Our project iterates rapidly. Rather than manually redeploy every update to Google Kubernetes Engine (GKE), I automated the process using the Google Cloud CLI plus a simple cron job.
Why the gcloud CLI?
Cloud Shell is great, but its sessions terminate after ~20 minutes—useless for cron-based automation. Installing the Google Cloud SDK locally lets me run the same commands anytime.
Install the SDK following Google’s official guide, then initialize it:
./google-cloud-sdk/install.sh
gcloud init
During gcloud init
you’ll authenticate and choose a default project/region.

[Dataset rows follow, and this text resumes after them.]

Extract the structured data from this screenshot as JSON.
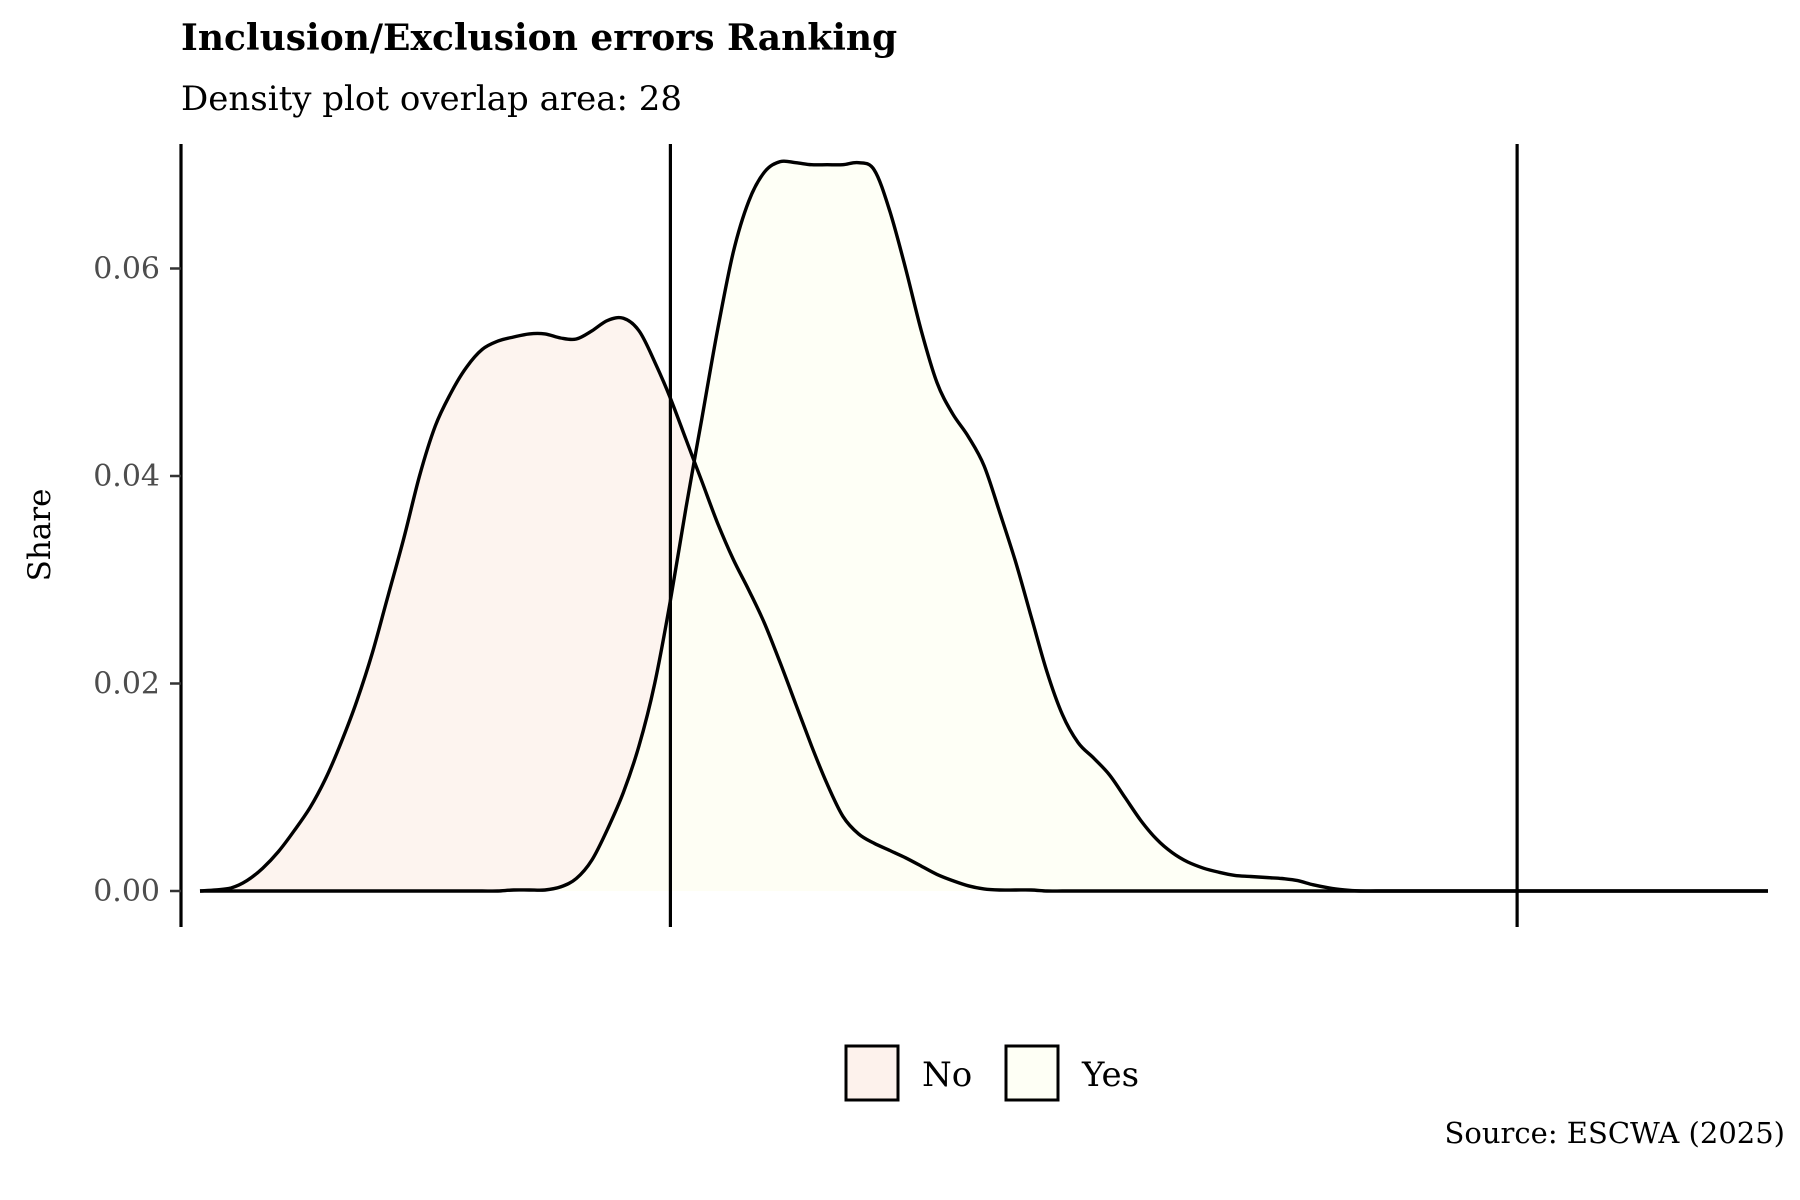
{
  "chart_data": {
    "type": "area",
    "title": "Inclusion/Exclusion errors Ranking",
    "subtitle": "Density plot overlap area: 28",
    "xlabel": "",
    "ylabel": "Share",
    "caption": "Source: ESCWA (2025)",
    "ylim": [
      0,
      0.072
    ],
    "y_ticks": [
      0.0,
      0.02,
      0.04,
      0.06
    ],
    "y_tick_labels": [
      "0.00",
      "0.02",
      "0.04",
      "0.06"
    ],
    "x_tick_labels": [],
    "grid": false,
    "legend_position": "bottom",
    "x": [
      0,
      1,
      2,
      3,
      4,
      5,
      6,
      7,
      8,
      9,
      10,
      11,
      12,
      13,
      14,
      15,
      16,
      17,
      18,
      19,
      20,
      21,
      22,
      23,
      24,
      25,
      26,
      27,
      28,
      29,
      30,
      31,
      32,
      33,
      34,
      35,
      36,
      37,
      38,
      39,
      40,
      41,
      42,
      43,
      44,
      45,
      46,
      47,
      48,
      49,
      50,
      51,
      52,
      53,
      54,
      55,
      56,
      57,
      58,
      59,
      60,
      61,
      62,
      63,
      64,
      65,
      66,
      67,
      68,
      69,
      70,
      71,
      72,
      73,
      74,
      75,
      76,
      77,
      78,
      79,
      80,
      81,
      82,
      83,
      84,
      85,
      86,
      87,
      88,
      89,
      90,
      91,
      92,
      93,
      94,
      95,
      96,
      97,
      98,
      99,
      100
    ],
    "vlines": [
      30,
      84
    ],
    "series": [
      {
        "name": "No",
        "fill": "#fdf2ec",
        "values": [
          0.0,
          0.0001,
          0.0003,
          0.001,
          0.0022,
          0.0038,
          0.0058,
          0.008,
          0.0108,
          0.0143,
          0.0183,
          0.023,
          0.0285,
          0.034,
          0.04,
          0.0448,
          0.048,
          0.0505,
          0.0522,
          0.053,
          0.0534,
          0.0537,
          0.0537,
          0.0533,
          0.0532,
          0.054,
          0.055,
          0.0552,
          0.054,
          0.051,
          0.0475,
          0.0435,
          0.0395,
          0.0355,
          0.032,
          0.029,
          0.0258,
          0.022,
          0.018,
          0.014,
          0.0103,
          0.0072,
          0.0055,
          0.0046,
          0.0039,
          0.0032,
          0.0024,
          0.0016,
          0.001,
          0.0005,
          0.0002,
          0.0001,
          0.0001,
          0.0001,
          0.0,
          0.0,
          0.0,
          0.0,
          0.0,
          0.0,
          0.0,
          0.0,
          0.0,
          0.0,
          0.0,
          0.0,
          0.0,
          0.0,
          0.0,
          0.0,
          0.0,
          0.0,
          0.0,
          0.0,
          0.0,
          0.0,
          0.0,
          0.0,
          0.0,
          0.0,
          0.0,
          0.0,
          0.0,
          0.0,
          0.0,
          0.0,
          0.0,
          0.0,
          0.0,
          0.0,
          0.0,
          0.0,
          0.0,
          0.0,
          0.0,
          0.0,
          0.0,
          0.0,
          0.0,
          0.0,
          0.0
        ]
      },
      {
        "name": "Yes",
        "fill": "#fefff5",
        "values": [
          0.0,
          0.0,
          0.0,
          0.0,
          0.0,
          0.0,
          0.0,
          0.0,
          0.0,
          0.0,
          0.0,
          0.0,
          0.0,
          0.0,
          0.0,
          0.0,
          0.0,
          0.0,
          0.0,
          0.0,
          0.0001,
          0.0001,
          0.0001,
          0.0004,
          0.0012,
          0.003,
          0.006,
          0.0095,
          0.014,
          0.02,
          0.028,
          0.037,
          0.0455,
          0.054,
          0.0615,
          0.0665,
          0.0693,
          0.0703,
          0.0702,
          0.07,
          0.07,
          0.07,
          0.0702,
          0.0695,
          0.0655,
          0.06,
          0.054,
          0.049,
          0.046,
          0.0438,
          0.041,
          0.0365,
          0.0318,
          0.0265,
          0.0212,
          0.017,
          0.0143,
          0.0128,
          0.0112,
          0.009,
          0.0068,
          0.005,
          0.0037,
          0.0028,
          0.0022,
          0.0018,
          0.0015,
          0.0014,
          0.0013,
          0.0012,
          0.001,
          0.0006,
          0.0003,
          0.0001,
          0.0,
          0.0,
          0.0,
          0.0,
          0.0,
          0.0,
          0.0,
          0.0,
          0.0,
          0.0,
          0.0,
          0.0,
          0.0,
          0.0,
          0.0,
          0.0,
          0.0,
          0.0,
          0.0,
          0.0,
          0.0,
          0.0,
          0.0,
          0.0,
          0.0,
          0.0,
          0.0
        ]
      }
    ]
  }
}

Connect to GKE from Your Machine
Retrieve cluster credentials (same command Cloud Shell uses):
gcloud container clusters get-credentials <cluster-name> \
--zone <zone> \
--project <project-id>
Verify access:
kubectl get nodes
Automation Script
My app is a Spring Boot service. The Bash script clones the repo, builds it, packages a Docker image, and pushes to Docker Hub:
rm -rf Semogong
git clone https://github.com/Sejong-Talk-With/Semogong
git pull
cd Semogong
rm -rf src/test
gradle build
cp build/libs/semogong-0.0.1-SNAPSHOT.jar target/
docker build --tag wjdqlsdlsp/semogong:latest .
# optional backup
image_id=$(docker images -qa wjdqlsdlsp/semogong:latest)

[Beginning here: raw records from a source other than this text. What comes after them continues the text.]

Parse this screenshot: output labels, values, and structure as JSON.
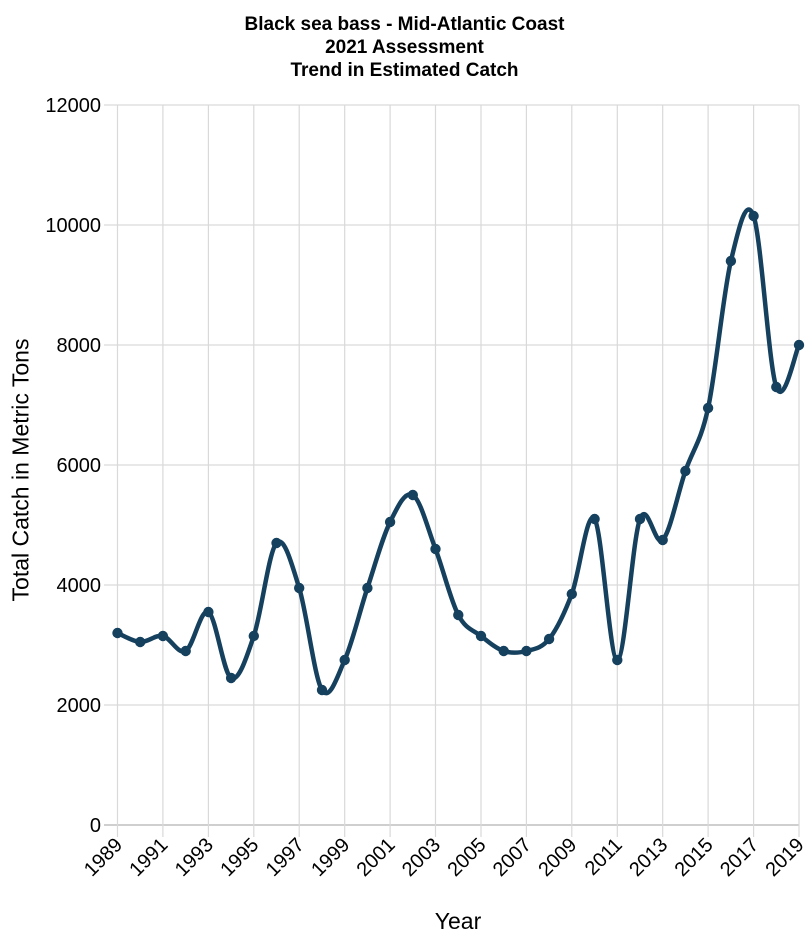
{
  "chart_data": {
    "type": "line",
    "title_lines": [
      "Black sea bass - Mid-Atlantic Coast",
      "2021 Assessment",
      "Trend in Estimated Catch"
    ],
    "xlabel": "Year",
    "ylabel": "Total Catch in Metric Tons",
    "x": [
      1989,
      1990,
      1991,
      1992,
      1993,
      1994,
      1995,
      1996,
      1997,
      1998,
      1999,
      2000,
      2001,
      2002,
      2003,
      2004,
      2005,
      2006,
      2007,
      2008,
      2009,
      2010,
      2011,
      2012,
      2013,
      2014,
      2015,
      2016,
      2017,
      2018,
      2019
    ],
    "values": [
      3200,
      3050,
      3150,
      2900,
      3550,
      2450,
      3150,
      4700,
      3950,
      2250,
      2750,
      3950,
      5050,
      5500,
      4600,
      3500,
      3150,
      2900,
      2900,
      3100,
      3850,
      5100,
      2750,
      5100,
      4750,
      5900,
      6950,
      9400,
      10150,
      7300,
      8000
    ],
    "ylim": [
      0,
      12000
    ],
    "y_ticks": [
      0,
      2000,
      4000,
      6000,
      8000,
      10000,
      12000
    ],
    "x_tick_labels": [
      "1989",
      "1991",
      "1993",
      "1995",
      "1997",
      "1999",
      "2001",
      "2003",
      "2005",
      "2007",
      "2009",
      "2011",
      "2013",
      "2015",
      "2017",
      "2019"
    ],
    "grid": true,
    "legend": "none",
    "smooth": true,
    "marker": "circle",
    "colors": {
      "line": "#15405e",
      "grid": "#d9d9d9",
      "axis": "#bfbfbf",
      "text": "#000000"
    }
  }
}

docker tag "$image_id" wjdqlsdlsp/semogong:latest
docker push wjdqlsdlsp/semogong:latest
Note for Apple M1 Users
Images built on ARM Macs won’t run on x86 nodes. Add --platform amd64
:
docker build --platform amd64 \
--build-arg DEPENDENCY=build/dependency \
-t wjdqlsdlsp/semogong:latest .
Rolling Update
Trigger a zero-downtime deployment:
kubectl set image deployment.v1.apps/semogong \
semogong-container=wjdqlsdlsp/semogong:latest
Cron Scheduling
Wrap the build + push + rollout commands in a shell script, then schedule with crontab
:
crontab -e
# run every hour
0 * * * * /path/to/deploy.sh
crontab -l # verify entry
Every hour, cron rebuilds the image, pushes updates, and rolls the deployment on GKE automatically.
Reflections
It’s satisfying to see the automation in action, but there are trade-offs:
- Laptop users lose battery while Docker and builds churn away.
- Error handling is minimal—failed builds require manual intervention.
The next step? Moving this workflow into a proper CI/CD pipeline for robustness and visibility.